Brown is alleging that the recycling depot’s owners have violated the Nova Scotia Environment Act in two ways: First, by failing to prevent the release of harmful substances into the environment; second, by failing to comply with the terms in the ministerial orders issued to them by the province.

“Charges have been laid under the Environment Act in other situations, but in this particular case, no charges have been made yet” by the province, Simpson explains. “So that’s why we’re taking this step as a private citizen, which has never been done outside of the Criminal Code offenses.”

Basically, Simpson says, they’re going down this route “because the province hasn’t acted,” even though the charges are against the individuals whose operations at the site were proven to have caused the contamination.

Simpson also says that if the prosecution goes forward and Brown were to win, having a court order would be different from receiving a Ministerial Order.

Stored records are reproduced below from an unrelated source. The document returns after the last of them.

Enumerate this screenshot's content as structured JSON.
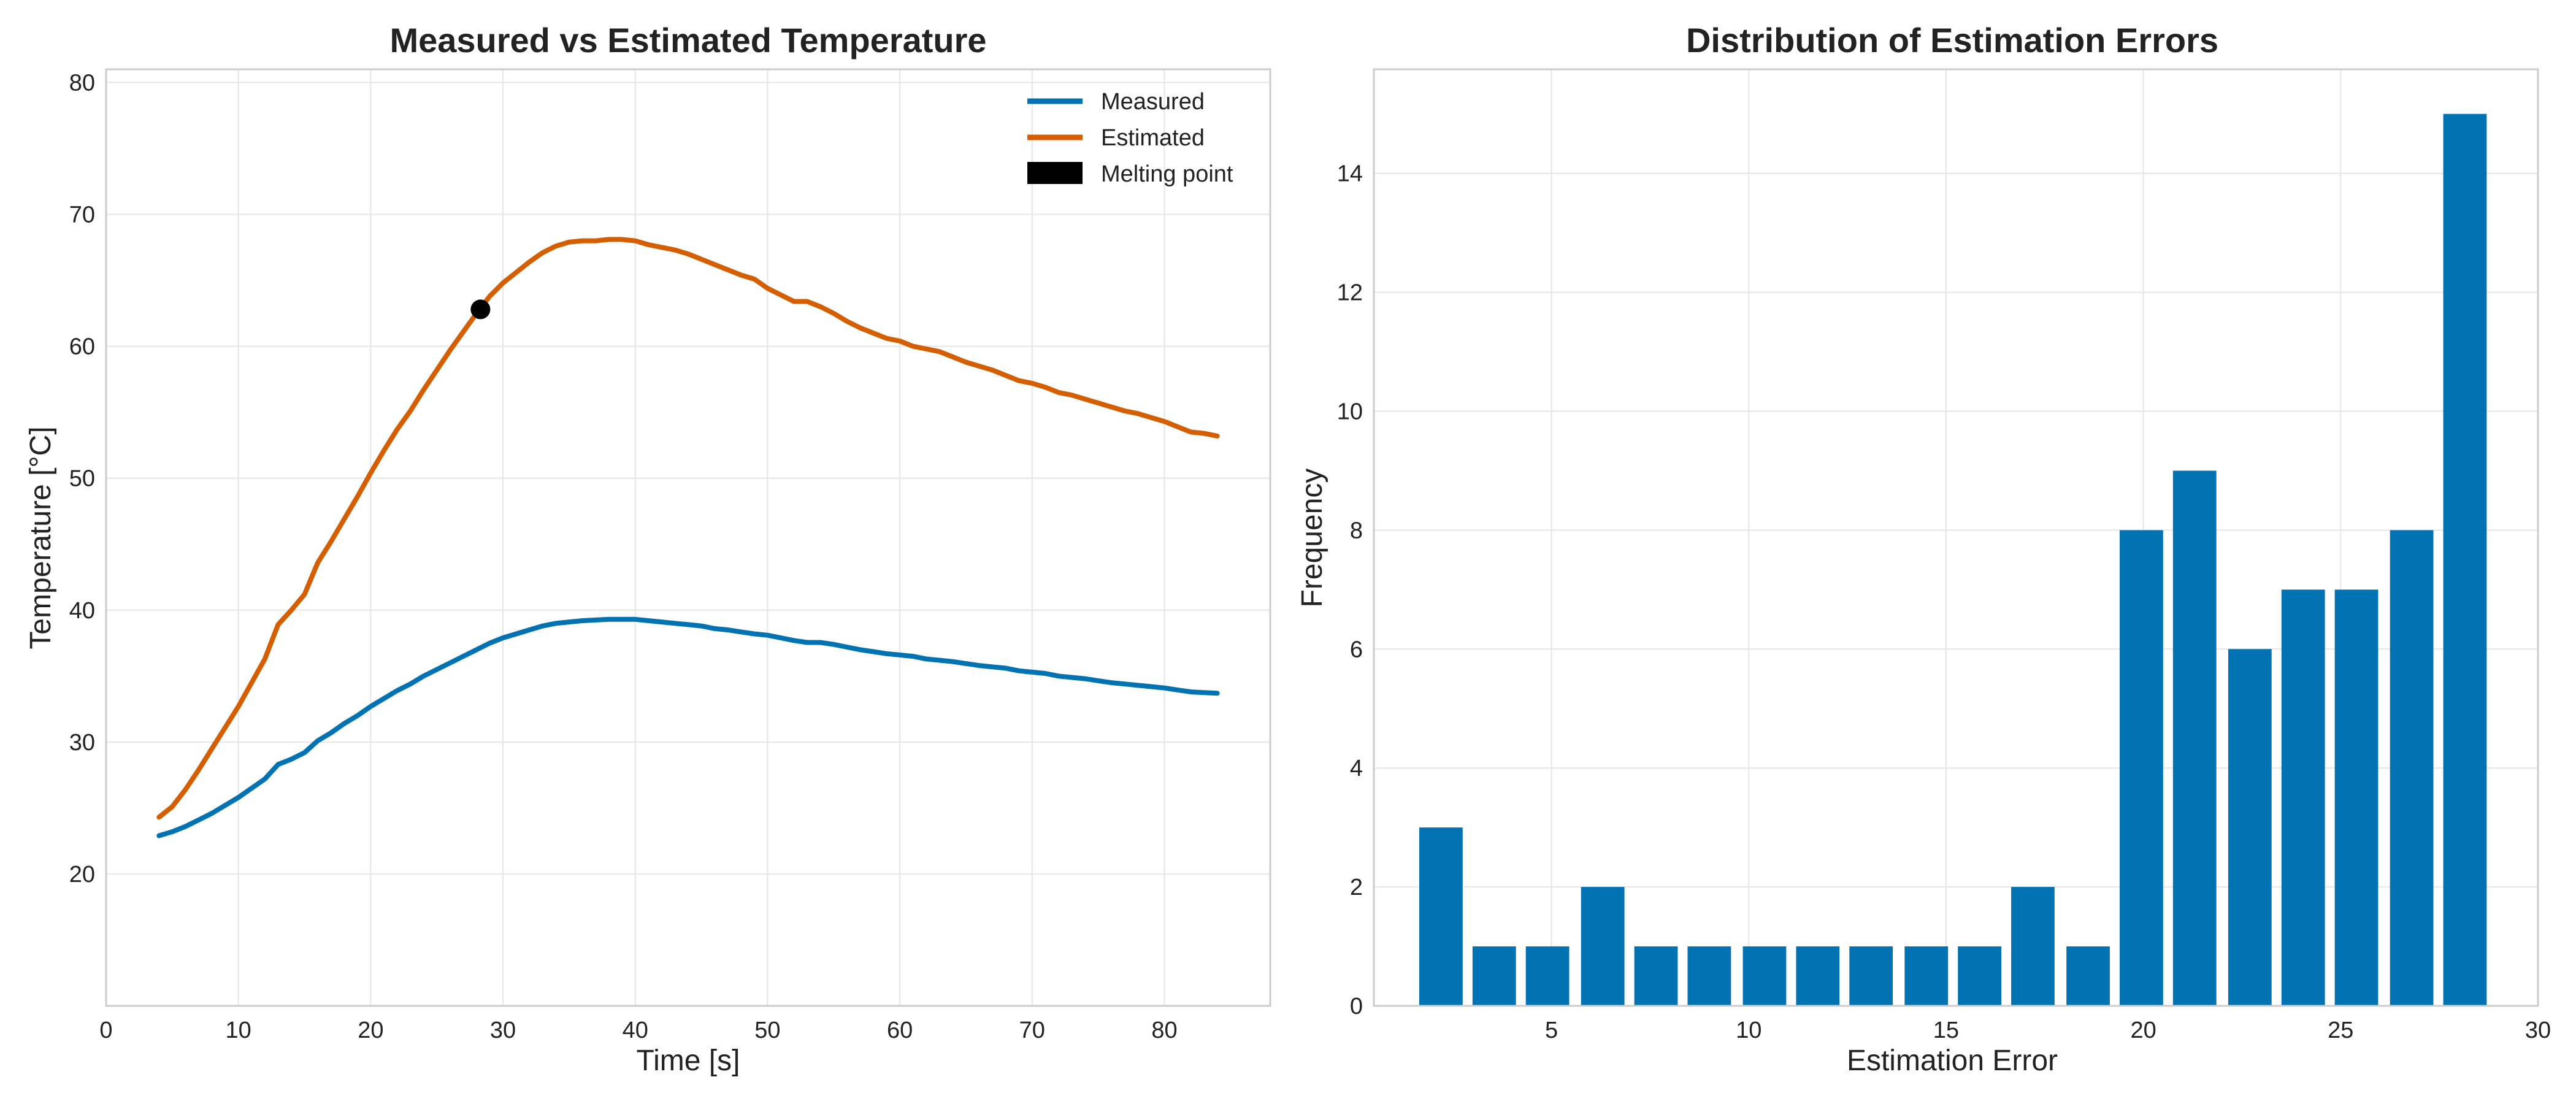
{
  "chart_data": [
    {
      "type": "line",
      "title": "Measured vs Estimated Temperature",
      "xlabel": "Time [s]",
      "ylabel": "Temperature [°C]",
      "xlim": [
        0,
        88
      ],
      "ylim": [
        10,
        81
      ],
      "xticks": [
        0,
        10,
        20,
        30,
        40,
        50,
        60,
        70,
        80
      ],
      "yticks": [
        20,
        30,
        40,
        50,
        60,
        70,
        80
      ],
      "grid": true,
      "legend_position": "top-right",
      "legend": [
        "Measured",
        "Estimated",
        "Melting point"
      ],
      "series": [
        {
          "name": "Measured",
          "color": "#0173b2",
          "x": [
            4,
            5,
            6,
            7,
            8,
            9,
            10,
            11,
            12,
            13,
            14,
            15,
            16,
            17,
            18,
            19,
            20,
            21,
            22,
            23,
            24,
            25,
            26,
            27,
            28,
            29,
            30,
            31,
            32,
            33,
            34,
            35,
            36,
            37,
            38,
            39,
            40,
            41,
            42,
            43,
            44,
            45,
            46,
            47,
            48,
            49,
            50,
            51,
            52,
            53,
            54,
            55,
            56,
            57,
            58,
            59,
            60,
            61,
            62,
            63,
            64,
            65,
            66,
            67,
            68,
            69,
            70,
            71,
            72,
            73,
            74,
            75,
            76,
            77,
            78,
            79,
            80,
            81,
            82,
            83,
            84
          ],
          "y": [
            22.9,
            23.2,
            23.6,
            24.1,
            24.6,
            25.2,
            25.8,
            26.5,
            27.2,
            28.3,
            28.7,
            29.2,
            30.1,
            30.7,
            31.4,
            32.0,
            32.7,
            33.3,
            33.9,
            34.4,
            35.0,
            35.5,
            36.0,
            36.5,
            37.0,
            37.5,
            37.9,
            38.2,
            38.5,
            38.8,
            39.0,
            39.1,
            39.2,
            39.25,
            39.3,
            39.3,
            39.3,
            39.2,
            39.1,
            39.0,
            38.9,
            38.8,
            38.6,
            38.5,
            38.35,
            38.2,
            38.1,
            37.9,
            37.7,
            37.55,
            37.55,
            37.4,
            37.2,
            37.0,
            36.85,
            36.7,
            36.6,
            36.5,
            36.3,
            36.2,
            36.1,
            35.95,
            35.8,
            35.7,
            35.6,
            35.4,
            35.3,
            35.2,
            35.0,
            34.9,
            34.8,
            34.65,
            34.5,
            34.4,
            34.3,
            34.2,
            34.1,
            33.95,
            33.8,
            33.75,
            33.7
          ]
        },
        {
          "name": "Estimated",
          "color": "#d55e00",
          "x": [
            4,
            5,
            6,
            7,
            8,
            9,
            10,
            11,
            12,
            13,
            14,
            15,
            16,
            17,
            18,
            19,
            20,
            21,
            22,
            23,
            24,
            25,
            26,
            27,
            28,
            29,
            30,
            31,
            32,
            33,
            34,
            35,
            36,
            37,
            38,
            39,
            40,
            41,
            42,
            43,
            44,
            45,
            46,
            47,
            48,
            49,
            50,
            51,
            52,
            53,
            54,
            55,
            56,
            57,
            58,
            59,
            60,
            61,
            62,
            63,
            64,
            65,
            66,
            67,
            68,
            69,
            70,
            71,
            72,
            73,
            74,
            75,
            76,
            77,
            78,
            79,
            80,
            81,
            82,
            83,
            84
          ],
          "y": [
            24.3,
            25.1,
            26.4,
            27.9,
            29.5,
            31.1,
            32.7,
            34.5,
            36.3,
            38.9,
            40.0,
            41.2,
            43.6,
            45.2,
            46.9,
            48.6,
            50.4,
            52.1,
            53.7,
            55.1,
            56.7,
            58.2,
            59.7,
            61.1,
            62.5,
            63.8,
            64.8,
            65.6,
            66.4,
            67.1,
            67.6,
            67.9,
            68.0,
            68.0,
            68.1,
            68.1,
            68.0,
            67.7,
            67.5,
            67.3,
            67.0,
            66.6,
            66.2,
            65.8,
            65.4,
            65.1,
            64.4,
            63.9,
            63.4,
            63.4,
            63.0,
            62.5,
            61.9,
            61.4,
            61.0,
            60.6,
            60.4,
            60.0,
            59.8,
            59.6,
            59.2,
            58.8,
            58.5,
            58.2,
            57.8,
            57.4,
            57.2,
            56.9,
            56.5,
            56.3,
            56.0,
            55.7,
            55.4,
            55.1,
            54.9,
            54.6,
            54.3,
            53.9,
            53.5,
            53.4,
            53.2
          ]
        }
      ],
      "markers": [
        {
          "name": "Melting point",
          "x": 28.3,
          "y": 62.8,
          "color": "#000000"
        }
      ]
    },
    {
      "type": "bar",
      "title": "Distribution of Estimation Errors",
      "xlabel": "Estimation Error",
      "ylabel": "Frequency",
      "xlim": [
        0.5,
        30
      ],
      "ylim": [
        0,
        15.75
      ],
      "xticks": [
        5,
        10,
        15,
        20,
        25,
        30
      ],
      "yticks": [
        0,
        2,
        4,
        6,
        8,
        10,
        12,
        14
      ],
      "grid": true,
      "color": "#0173b2",
      "bin_width": 1.375,
      "x": [
        2.2,
        3.55,
        4.9,
        6.3,
        7.65,
        9.0,
        10.4,
        11.75,
        13.1,
        14.5,
        15.85,
        17.2,
        18.6,
        19.95,
        21.3,
        22.7,
        24.05,
        25.4,
        26.8,
        28.15
      ],
      "values": [
        3,
        1,
        1,
        2,
        1,
        1,
        1,
        1,
        1,
        1,
        1,
        2,
        1,
        8,
        9,
        6,
        7,
        7,
        8,
        15
      ]
    }
  ]
}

“There may be more consequences for violating an order that’s given by a judge compared to an order given by a minister,” he says.

In 2010, the minister of Environment issued an order to the parties who owned and operated at the site in question from the early 2000s up until the department shut it down in January 2013. Shortly after being issued, this order was appealed by one of the parties listed, beginning a tangled series of legal proceedings that most recently culminated in the latest appeal’s dismissal by Nova Scotia’s Supreme Court back in March.

Terms of the orders include ongoing water monitoring of residential wells within 500 metres of the site, as well as paying for and conducting a cleanup. However, the individuals listed in the orders have a history of non-compliance.

“The companies need to comply. They need to clean up the area, they need to address the contamination. Don’t just take down your sign and walk away like it never happened,” says Brown.

In November 2016, minister Miller announced that the government would be providing water treatment systems to eight of the homes that were flagged for having water that was too severely contaminated to drink, brush your teeth with or clean dishes with.

The province is providing funding for the cost of installation, water testing and maintenance for five years, in partnership with HRM.

“We appreciate the systems. It’s a good start,” Brown says. “But there were another 11 homes in the Ministerial Order that are not even being looked at.”

In light of the continued inaction and mounting frustrations, Brown is organizing this weekend’s water walk in Harrietsfield on May 7, and will be asking Harrietsfield district councillor Stephen Adams and Halifax Atlantic MLA Brendan Maguire to participate.

The walk will be from the Harrietsfield Elementary School to the contaminated recycling site and back again—about 500 metres in total.

“People need to know that within that 500 metres, what’s happening,” Brown says.